Nel complesso, come recita la delibera del Cipess, il finanziamento di cui beneficia il Ssn per l’anno appena chiuso ammonta a 131,4 miliardi di euro, dei quali 130,7 rappresentano la quota indistinta. Da questa somma attingono i fondi per i vari livelli dell’assistenza: il 44% all’ospedaliera (inclusa l’assistenza farmaceutica) e il 51% alla distrettuale, che a sua volta si scompone in medicina di base (7%), medicina specialistica (13,3%), medicina territoriale (18,96%) e farmaceutica (11,74%).
Come già detto in apertura, il finanziamento della farmaceutica riguarda soltanto distribuzione diretta e convenzionata, perché la spesa per farmaci di classe H è ricompresa nel budget del livello ospedaliero.
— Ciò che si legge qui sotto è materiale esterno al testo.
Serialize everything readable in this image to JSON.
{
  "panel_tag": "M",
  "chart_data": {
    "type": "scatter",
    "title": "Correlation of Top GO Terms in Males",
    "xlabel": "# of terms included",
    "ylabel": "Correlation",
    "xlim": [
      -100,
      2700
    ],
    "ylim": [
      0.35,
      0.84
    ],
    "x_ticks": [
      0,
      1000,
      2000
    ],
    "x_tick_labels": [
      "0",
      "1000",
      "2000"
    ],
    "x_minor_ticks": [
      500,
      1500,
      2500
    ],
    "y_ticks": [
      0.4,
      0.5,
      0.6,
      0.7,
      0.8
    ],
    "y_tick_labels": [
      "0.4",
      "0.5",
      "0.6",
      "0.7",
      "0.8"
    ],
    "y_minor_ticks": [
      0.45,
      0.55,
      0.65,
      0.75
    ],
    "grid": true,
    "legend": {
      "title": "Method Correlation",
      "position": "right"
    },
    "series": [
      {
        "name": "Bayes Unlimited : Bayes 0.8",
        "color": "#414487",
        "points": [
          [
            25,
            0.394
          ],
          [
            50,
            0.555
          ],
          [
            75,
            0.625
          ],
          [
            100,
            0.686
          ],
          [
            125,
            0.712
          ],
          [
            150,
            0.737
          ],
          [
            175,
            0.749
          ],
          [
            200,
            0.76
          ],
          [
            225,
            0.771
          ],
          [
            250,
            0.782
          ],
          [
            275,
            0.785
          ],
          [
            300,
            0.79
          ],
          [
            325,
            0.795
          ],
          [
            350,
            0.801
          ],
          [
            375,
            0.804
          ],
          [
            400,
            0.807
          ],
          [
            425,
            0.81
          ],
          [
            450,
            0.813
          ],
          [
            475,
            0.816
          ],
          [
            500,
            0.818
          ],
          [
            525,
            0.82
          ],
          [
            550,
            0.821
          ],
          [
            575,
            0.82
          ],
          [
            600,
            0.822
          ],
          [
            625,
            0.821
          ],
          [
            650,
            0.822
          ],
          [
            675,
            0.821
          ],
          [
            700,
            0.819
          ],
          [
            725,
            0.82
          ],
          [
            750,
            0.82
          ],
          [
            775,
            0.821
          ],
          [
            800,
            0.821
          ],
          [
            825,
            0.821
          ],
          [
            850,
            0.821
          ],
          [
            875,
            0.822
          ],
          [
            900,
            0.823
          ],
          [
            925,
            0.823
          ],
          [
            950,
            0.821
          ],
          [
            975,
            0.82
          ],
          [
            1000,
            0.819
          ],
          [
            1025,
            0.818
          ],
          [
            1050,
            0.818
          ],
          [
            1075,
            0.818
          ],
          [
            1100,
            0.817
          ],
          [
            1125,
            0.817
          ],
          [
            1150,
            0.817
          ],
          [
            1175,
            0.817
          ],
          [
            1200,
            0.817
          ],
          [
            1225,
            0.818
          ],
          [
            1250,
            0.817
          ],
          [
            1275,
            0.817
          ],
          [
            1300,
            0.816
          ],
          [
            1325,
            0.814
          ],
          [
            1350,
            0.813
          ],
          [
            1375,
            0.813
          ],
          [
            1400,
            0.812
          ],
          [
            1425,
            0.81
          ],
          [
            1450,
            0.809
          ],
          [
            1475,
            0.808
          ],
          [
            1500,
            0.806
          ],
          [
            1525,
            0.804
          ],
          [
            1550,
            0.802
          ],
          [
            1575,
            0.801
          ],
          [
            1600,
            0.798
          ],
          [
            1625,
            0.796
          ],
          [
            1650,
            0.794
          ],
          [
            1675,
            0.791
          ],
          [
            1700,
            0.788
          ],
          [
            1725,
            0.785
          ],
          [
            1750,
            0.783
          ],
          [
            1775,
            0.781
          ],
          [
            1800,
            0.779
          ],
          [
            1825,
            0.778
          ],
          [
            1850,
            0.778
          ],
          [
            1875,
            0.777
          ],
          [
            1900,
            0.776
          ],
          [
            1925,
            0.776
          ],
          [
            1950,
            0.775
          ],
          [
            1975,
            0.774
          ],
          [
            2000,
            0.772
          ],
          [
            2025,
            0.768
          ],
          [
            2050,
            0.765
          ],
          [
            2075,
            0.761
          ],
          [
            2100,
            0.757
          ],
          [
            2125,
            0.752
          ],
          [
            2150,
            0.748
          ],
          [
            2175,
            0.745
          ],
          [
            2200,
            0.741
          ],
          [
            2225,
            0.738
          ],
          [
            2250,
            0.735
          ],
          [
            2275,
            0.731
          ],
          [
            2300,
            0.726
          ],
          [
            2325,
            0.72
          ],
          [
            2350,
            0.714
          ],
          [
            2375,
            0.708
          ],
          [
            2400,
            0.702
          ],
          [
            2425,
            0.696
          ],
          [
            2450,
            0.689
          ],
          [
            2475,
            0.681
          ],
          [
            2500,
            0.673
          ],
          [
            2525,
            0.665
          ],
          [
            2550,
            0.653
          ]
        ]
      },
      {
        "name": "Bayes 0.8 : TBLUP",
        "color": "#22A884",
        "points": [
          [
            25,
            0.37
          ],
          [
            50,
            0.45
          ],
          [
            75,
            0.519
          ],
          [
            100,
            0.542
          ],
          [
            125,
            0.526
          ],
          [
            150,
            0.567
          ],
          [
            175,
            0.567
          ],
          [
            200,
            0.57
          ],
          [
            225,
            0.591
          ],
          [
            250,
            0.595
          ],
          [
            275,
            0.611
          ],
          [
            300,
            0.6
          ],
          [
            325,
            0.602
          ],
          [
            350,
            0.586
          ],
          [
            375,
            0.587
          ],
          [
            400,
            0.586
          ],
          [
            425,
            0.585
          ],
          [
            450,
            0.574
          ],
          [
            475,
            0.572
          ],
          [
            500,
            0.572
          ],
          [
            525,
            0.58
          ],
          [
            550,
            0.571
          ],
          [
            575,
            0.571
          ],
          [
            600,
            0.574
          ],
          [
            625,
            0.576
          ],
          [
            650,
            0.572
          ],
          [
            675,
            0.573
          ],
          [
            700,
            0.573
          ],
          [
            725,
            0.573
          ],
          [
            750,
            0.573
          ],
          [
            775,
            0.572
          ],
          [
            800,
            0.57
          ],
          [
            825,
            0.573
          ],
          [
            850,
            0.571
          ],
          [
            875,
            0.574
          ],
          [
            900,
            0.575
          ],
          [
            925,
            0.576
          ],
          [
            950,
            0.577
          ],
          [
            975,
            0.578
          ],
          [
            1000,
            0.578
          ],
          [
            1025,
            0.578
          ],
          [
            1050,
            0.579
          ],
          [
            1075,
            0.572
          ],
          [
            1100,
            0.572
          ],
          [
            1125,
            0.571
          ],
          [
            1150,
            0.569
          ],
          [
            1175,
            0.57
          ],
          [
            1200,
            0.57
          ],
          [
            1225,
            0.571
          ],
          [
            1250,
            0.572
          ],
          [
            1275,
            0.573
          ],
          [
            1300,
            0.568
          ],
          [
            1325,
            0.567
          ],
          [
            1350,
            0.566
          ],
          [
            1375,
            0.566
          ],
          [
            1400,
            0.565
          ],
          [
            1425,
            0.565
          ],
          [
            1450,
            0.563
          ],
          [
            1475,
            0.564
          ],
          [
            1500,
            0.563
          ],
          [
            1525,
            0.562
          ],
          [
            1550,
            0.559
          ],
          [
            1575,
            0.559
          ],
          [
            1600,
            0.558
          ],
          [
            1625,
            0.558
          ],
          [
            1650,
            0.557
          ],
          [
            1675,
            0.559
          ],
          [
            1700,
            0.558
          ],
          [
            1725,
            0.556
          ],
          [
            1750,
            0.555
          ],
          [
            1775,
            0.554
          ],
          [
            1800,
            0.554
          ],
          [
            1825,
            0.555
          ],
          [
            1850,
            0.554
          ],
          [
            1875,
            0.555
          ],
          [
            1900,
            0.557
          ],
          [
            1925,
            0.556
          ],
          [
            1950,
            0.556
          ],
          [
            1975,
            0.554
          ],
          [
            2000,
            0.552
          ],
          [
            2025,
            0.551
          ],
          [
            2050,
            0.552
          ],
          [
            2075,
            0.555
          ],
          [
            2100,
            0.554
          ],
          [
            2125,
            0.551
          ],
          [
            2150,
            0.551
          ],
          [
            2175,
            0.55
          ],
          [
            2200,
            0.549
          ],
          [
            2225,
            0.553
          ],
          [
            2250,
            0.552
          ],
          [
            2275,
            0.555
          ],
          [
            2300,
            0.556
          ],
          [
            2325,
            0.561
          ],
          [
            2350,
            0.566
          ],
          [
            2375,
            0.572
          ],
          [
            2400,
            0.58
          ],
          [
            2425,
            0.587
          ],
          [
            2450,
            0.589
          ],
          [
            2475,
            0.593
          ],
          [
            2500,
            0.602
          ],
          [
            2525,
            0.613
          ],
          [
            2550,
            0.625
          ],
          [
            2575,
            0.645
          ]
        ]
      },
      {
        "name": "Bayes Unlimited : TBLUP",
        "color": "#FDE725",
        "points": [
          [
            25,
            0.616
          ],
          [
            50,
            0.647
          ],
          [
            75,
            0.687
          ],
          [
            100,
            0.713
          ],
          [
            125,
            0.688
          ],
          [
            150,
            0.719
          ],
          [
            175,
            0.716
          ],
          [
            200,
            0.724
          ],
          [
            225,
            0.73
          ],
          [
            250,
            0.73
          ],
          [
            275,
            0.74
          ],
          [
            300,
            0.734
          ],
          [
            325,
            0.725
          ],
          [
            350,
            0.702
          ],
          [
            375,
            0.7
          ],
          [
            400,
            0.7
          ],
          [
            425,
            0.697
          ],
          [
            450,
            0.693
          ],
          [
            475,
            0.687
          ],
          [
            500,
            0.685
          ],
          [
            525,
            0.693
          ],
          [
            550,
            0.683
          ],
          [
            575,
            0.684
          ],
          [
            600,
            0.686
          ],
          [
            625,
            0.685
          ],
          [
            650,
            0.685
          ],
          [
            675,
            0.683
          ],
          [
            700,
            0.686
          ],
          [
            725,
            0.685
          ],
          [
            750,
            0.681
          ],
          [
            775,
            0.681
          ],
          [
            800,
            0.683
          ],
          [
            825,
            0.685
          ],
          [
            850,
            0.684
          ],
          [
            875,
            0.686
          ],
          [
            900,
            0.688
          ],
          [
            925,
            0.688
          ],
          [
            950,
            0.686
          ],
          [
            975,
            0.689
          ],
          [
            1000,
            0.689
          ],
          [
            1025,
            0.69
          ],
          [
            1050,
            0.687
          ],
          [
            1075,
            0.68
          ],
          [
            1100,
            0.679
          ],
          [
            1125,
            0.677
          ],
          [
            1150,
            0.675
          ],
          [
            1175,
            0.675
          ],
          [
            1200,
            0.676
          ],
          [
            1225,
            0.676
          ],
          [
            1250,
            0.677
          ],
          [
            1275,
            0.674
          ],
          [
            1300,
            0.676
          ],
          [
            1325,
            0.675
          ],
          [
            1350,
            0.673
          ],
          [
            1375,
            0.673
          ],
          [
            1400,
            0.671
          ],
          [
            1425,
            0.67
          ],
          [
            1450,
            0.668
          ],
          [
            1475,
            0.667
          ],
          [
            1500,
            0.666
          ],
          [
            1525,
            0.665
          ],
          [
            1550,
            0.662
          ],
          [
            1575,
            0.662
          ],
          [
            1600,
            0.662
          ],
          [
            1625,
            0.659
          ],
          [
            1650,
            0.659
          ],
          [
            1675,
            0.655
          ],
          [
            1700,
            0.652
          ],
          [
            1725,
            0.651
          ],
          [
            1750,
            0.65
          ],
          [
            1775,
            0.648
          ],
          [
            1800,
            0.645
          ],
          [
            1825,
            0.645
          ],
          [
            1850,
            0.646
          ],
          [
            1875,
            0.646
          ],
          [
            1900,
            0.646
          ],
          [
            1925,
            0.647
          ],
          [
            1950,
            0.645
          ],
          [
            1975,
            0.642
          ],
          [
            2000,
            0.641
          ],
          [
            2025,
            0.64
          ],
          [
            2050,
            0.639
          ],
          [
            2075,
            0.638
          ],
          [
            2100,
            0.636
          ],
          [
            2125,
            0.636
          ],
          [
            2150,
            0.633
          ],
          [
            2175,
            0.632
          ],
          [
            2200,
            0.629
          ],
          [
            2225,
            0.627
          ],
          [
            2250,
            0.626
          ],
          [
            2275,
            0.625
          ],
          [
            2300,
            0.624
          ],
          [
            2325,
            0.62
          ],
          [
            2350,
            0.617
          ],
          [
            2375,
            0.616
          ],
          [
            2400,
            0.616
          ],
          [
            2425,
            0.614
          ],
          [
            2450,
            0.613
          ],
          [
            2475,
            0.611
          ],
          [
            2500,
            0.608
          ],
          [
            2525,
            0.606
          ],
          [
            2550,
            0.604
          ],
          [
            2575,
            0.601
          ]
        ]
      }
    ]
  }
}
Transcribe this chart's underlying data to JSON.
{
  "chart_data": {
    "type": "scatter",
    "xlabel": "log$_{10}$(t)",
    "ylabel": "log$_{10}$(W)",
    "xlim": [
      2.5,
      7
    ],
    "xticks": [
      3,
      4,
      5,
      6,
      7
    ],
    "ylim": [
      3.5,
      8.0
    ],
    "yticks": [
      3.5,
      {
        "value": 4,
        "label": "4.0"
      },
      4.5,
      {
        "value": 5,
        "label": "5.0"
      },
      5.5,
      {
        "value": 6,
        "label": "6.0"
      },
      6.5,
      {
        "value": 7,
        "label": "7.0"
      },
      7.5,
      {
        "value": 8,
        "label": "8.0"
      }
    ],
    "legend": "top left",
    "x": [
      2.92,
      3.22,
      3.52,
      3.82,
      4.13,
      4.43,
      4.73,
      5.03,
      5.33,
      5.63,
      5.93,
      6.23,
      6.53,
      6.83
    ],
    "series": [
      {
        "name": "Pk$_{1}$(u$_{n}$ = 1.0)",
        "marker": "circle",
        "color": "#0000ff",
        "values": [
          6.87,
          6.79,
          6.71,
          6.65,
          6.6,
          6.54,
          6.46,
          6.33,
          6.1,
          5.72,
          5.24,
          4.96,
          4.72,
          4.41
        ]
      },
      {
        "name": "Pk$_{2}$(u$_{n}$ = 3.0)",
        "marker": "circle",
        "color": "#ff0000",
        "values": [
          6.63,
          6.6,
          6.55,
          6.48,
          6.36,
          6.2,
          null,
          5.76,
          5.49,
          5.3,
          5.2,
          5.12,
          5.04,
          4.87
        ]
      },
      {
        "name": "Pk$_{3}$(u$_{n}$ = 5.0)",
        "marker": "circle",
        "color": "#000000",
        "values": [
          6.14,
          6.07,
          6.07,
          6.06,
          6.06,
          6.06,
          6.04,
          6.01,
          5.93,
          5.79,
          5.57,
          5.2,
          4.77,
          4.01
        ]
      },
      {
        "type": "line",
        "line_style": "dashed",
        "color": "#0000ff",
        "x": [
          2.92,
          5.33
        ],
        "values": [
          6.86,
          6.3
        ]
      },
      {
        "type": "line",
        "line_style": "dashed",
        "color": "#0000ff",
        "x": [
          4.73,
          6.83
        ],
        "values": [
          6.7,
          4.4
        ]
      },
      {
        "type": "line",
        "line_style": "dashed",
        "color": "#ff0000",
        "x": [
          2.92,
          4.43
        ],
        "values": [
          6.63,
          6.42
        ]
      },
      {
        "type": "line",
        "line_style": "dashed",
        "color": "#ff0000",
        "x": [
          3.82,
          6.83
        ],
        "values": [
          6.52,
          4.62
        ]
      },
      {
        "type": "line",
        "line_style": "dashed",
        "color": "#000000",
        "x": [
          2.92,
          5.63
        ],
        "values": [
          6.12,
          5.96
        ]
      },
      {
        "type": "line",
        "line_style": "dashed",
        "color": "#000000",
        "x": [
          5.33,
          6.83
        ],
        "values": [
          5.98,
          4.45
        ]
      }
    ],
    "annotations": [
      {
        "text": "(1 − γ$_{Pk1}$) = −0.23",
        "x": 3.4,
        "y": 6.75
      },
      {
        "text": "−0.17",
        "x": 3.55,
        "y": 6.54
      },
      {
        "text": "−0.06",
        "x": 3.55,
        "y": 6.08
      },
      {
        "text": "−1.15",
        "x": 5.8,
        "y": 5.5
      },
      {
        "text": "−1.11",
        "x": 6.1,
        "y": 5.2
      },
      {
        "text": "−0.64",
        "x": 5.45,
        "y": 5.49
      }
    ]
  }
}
La somma che dal riparto viene assegnata alla farmaceutica territoriale – 14,874 milioni – risulta superiore dell’1,7% al finanziamento per il 2024. Gli stanziamenti assegnati alle diverse Regioni, tuttavia, comportano incrementi differenti da caso a caso: va meglio a Lombardia e alle due province autonome di Trento e Bolzano, il cui fondo risulta in crescita di poco più del 2% rispetto al 2024, non saltano di gioia invece Molise e Umbria, che sul 2024 prendono tra l’1,2 e l’1,3% in più (vedi tabella sotto). Come si ricorderà, nel 2025 il tetto per la spesa farmaceutica convenzionata vale il 6,80% del Fondo sanitario nazionale.